What is filariasis and how is it transmitted?
Philariasis (filariasis) is an infectious parasitic disease that is prevalent to tropical regions. This disease is caused by a thread-like filarial worms and it is transmitted by the flies or mosquitoes (culex, specific to urban regions, anopheles, specific to rural regions and aedes, specific to Pacific islands).
There exists three types of filariasis, depending on the region occupied by one of the 9 filarial worms: lymphatic filariasis, serous cavity filariasis and subcutaneous filariasis.
In lymphatic filariasis, the worms brugia timori, brugia malayi and wuchereria bancrofti occupy the lymph nodes.

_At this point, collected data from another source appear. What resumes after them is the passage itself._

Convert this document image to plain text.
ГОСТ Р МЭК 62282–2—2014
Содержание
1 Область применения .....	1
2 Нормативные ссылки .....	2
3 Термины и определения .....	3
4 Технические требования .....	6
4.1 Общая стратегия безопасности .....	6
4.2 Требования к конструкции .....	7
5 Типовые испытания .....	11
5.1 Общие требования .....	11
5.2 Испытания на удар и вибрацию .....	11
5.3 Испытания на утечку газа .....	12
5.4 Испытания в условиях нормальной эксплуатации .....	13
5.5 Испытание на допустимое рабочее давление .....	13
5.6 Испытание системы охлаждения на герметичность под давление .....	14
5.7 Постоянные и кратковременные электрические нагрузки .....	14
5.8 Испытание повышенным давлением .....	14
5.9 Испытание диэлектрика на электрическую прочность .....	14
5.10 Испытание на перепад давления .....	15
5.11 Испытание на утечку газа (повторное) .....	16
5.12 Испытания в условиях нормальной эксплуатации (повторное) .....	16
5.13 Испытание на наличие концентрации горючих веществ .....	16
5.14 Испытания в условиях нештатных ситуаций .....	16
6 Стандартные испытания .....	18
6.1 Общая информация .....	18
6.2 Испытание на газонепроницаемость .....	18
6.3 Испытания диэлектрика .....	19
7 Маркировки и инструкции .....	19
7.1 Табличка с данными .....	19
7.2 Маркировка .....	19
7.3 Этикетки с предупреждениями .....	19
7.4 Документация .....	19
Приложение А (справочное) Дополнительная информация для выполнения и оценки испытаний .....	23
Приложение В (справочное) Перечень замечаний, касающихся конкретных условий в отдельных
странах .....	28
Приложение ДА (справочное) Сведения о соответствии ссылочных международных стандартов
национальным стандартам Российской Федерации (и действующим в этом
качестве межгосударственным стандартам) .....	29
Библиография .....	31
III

In subcutaneous filariasis, the worms african eye worm and guinea worm are located in the subcutaneous fat layers of the skin. In serous cavity filariasis, the worms mansonella can be found in the serous cavity of abdomen.
The infection can be diagnosed in blood samples that are usually taken by night, since microfilaria circulate by night, when flies and mosquitoes sting.
The symptoms of lymphatic filariasis are thickening of the skin and underlying tissues and edema (fluid accumulation) of the lower extremities and permanent disabilities. The symptoms of subcutaneous filariasis are arthritis, skin rashes, blindness. The symptoms of serous cavity filariasis can be easily confounded with the symptoms of subcutaneous filariasis, the difference being made by the abdominal pains caused by the worms that reside in the deep tissues of the serous cavity of the abdomen.
The treatment of filariasis is a single dose of 400 mg albendazole and 6 mg/kg diethylcarbamazine citrate, this combined dose eliminating the microfilariae from the bloodstream.